Dunque abusivi. Abusivi perché non rispettano le regole. Abusivi perché tolgono a qualcun altro la possibilità di pagare al posto loro. Abusivi perché, come dice il programma di governo, la ragione economica non basta per occupare una casa. E quale ragione dovrebbe mai esserci per preferire un appartamento occupato ad uno sicuro, caldo e areato? 

Secondo la logica 5stelle: la ragione degli scrocconi. Ma gli scrocconi non erano quelli del Parlamento, quelli dei vitalizi, del salvataggio alle banche, della riforma Fornero? In 4 e 4, 8 gli scrocconi del governo precedente al periodo elettorale si sono trasformati in quegli scrocconi, abusivi e illegali dei loro sudditi. Il partito anti-casta si è rivoltato contro i propri elettori, qualsiasi cosa in questo momento dica il Def sui livelli nazionali. Il partito del popolo è diventato l’anti popolo. E voilà la Raggi regala lo stadio della Roma ai Parnasi, i palazzinari amici del Pd. Sfratta e sgombera per gentrificare interi quartieri e per espellere per l’ennesima volta nella storia di Roma, gli insolventi dallo spazio urbano. 

In questi giorni, infatti, si sono prodotti due fatti degni di nota. Il primo, la sindacalista del sindacato CambiaMenti, Micaela Quintavalle, è stata licenziata qualche giorno fa dopo 128 giorni di sospensione dall’azienda municipale del trasporto pubblico Atac. Quintavalle aveva rilasciato un’intervista alle Iene nella quale aveva denunciato le gravi condizioni di mancanza di sicurezza in cui versano i lavoratori Atac testimoniata dagli incendi spontanei delle autovetture. In un anno, nelle strade di Roma, 11 autobus hanno preso fuoco per autocombustione mettendo in pericolo autisti e passeggeri. In uno degli episodi più eclatanti avvenuto nel centro storico, una commessa si è ustionata uscendo dal negozio accanto al quale l’autobus è letteralmente esploso. La sindacalista di CambiaMenti era una aperta sostenitrice del M5s nella speranza di poter veder cambiare la propria condizione e quella dei propri colleghi attraverso un cambiamento politico alla guida della Capitale. Nell’intervista rilasciata alle Iene, Quintavalle, nonostante le elezioni e la vittoria del movimento, ha dato seguito al suo lavoro denunciando la mancanza di sicurezza ma per tutta risposta è stata licenziata in tronco.
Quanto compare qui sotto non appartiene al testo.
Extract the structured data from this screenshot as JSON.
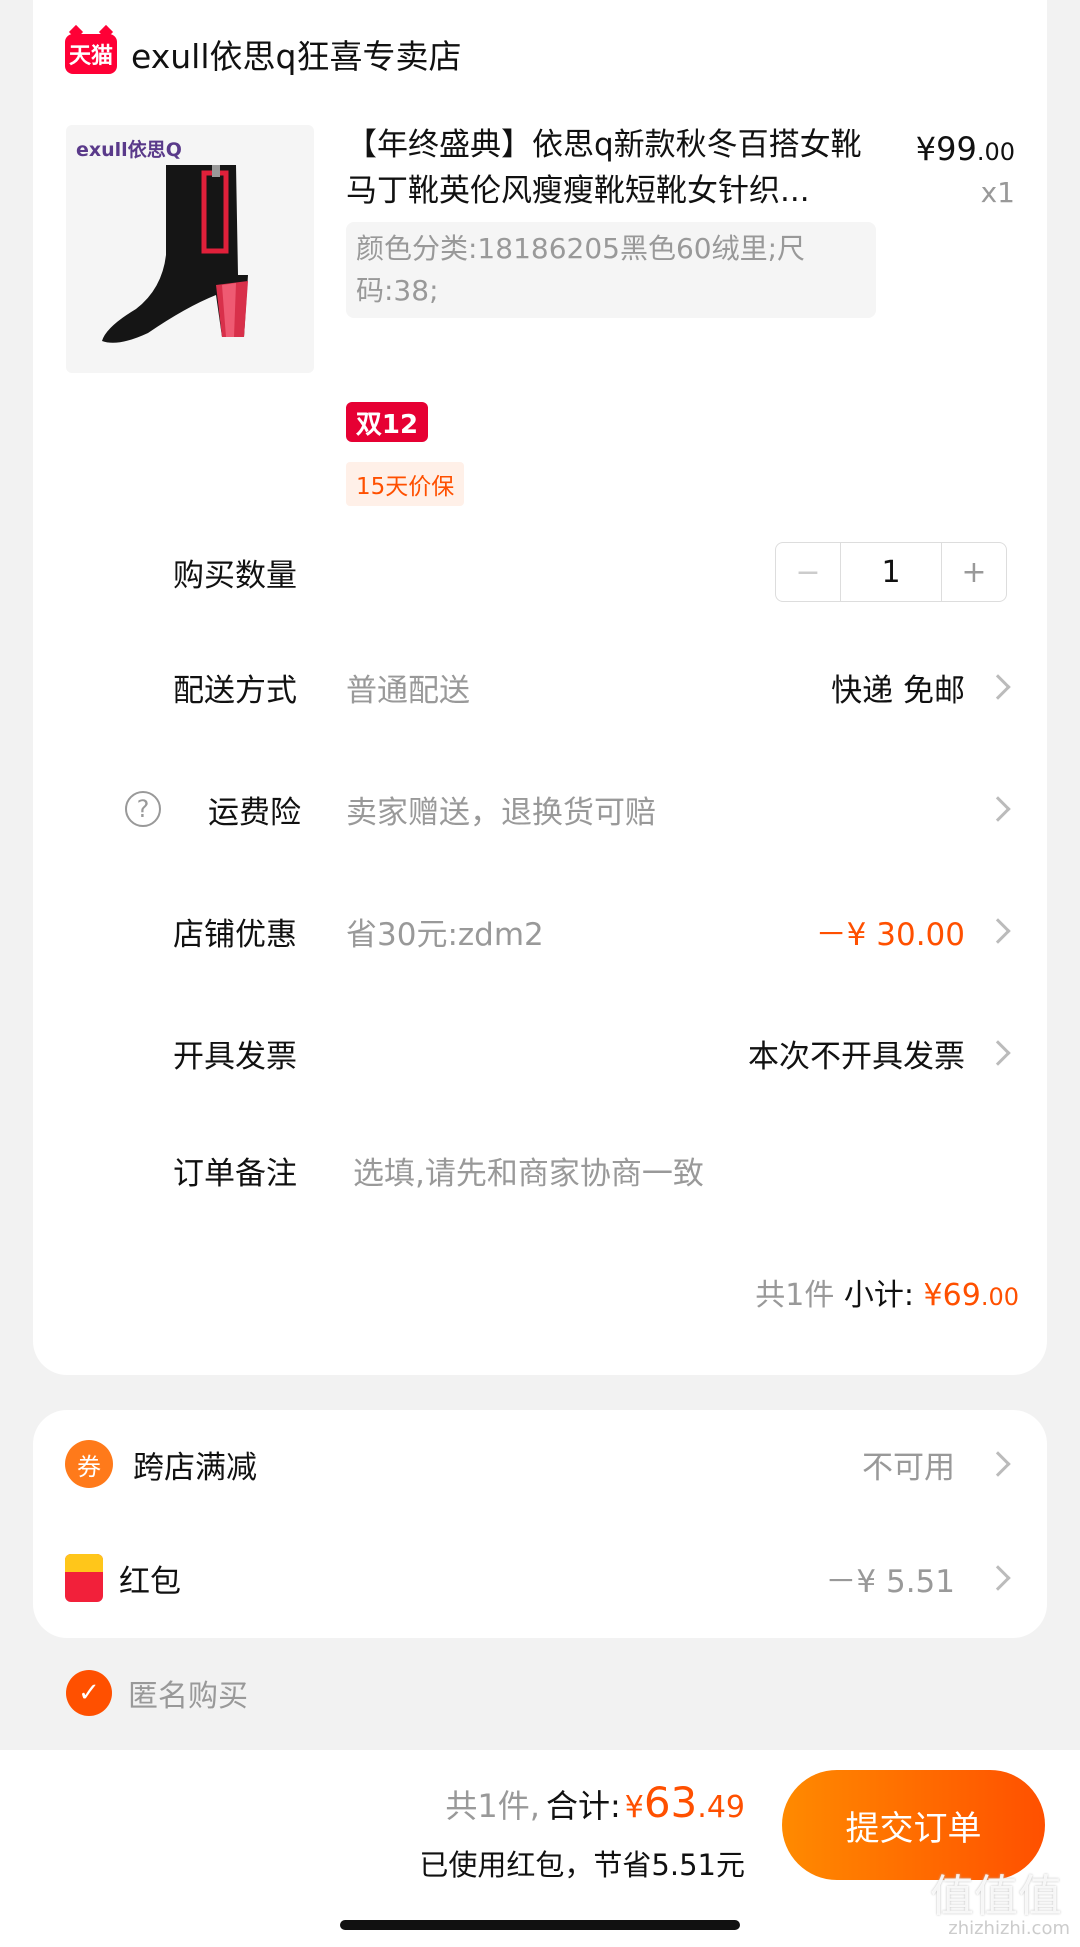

L’altra mattina, invece, una signora di 70 anni con 400 euro di pensione mensile è stata sfrattata da un appartamento delle case popolari del quartiere di Villa Gordiani. Il Comitato di quartiere Villa Gordiani e gli attivisti del sindacato Asia Usb hanno provato a denunciare e a resistere allo sfratto. La polizia in sovrannumero ha usato lo spray al peperoncino per fermare i solidali del quartiere e ha arrestato 4 persone con processo in direttissima il giorno dopo a piazzale Clodio. Il sindacato degli inquilini Ater insieme al sindacato Usb ha apertamente sostenuto parte del M5s sia in Comune che in Regione presentando diverse proposte in Campidoglio sulla questione degli sfratti e in generale sui problemi che attraversano le periferie ma le risposte, anche qui, sono state violente.
Raggi e Salvini si danno una mano nel perseguire la strada della lotta agli abusivi: sfratti, sgomberi e licenziamenti e chi protesta viene punito.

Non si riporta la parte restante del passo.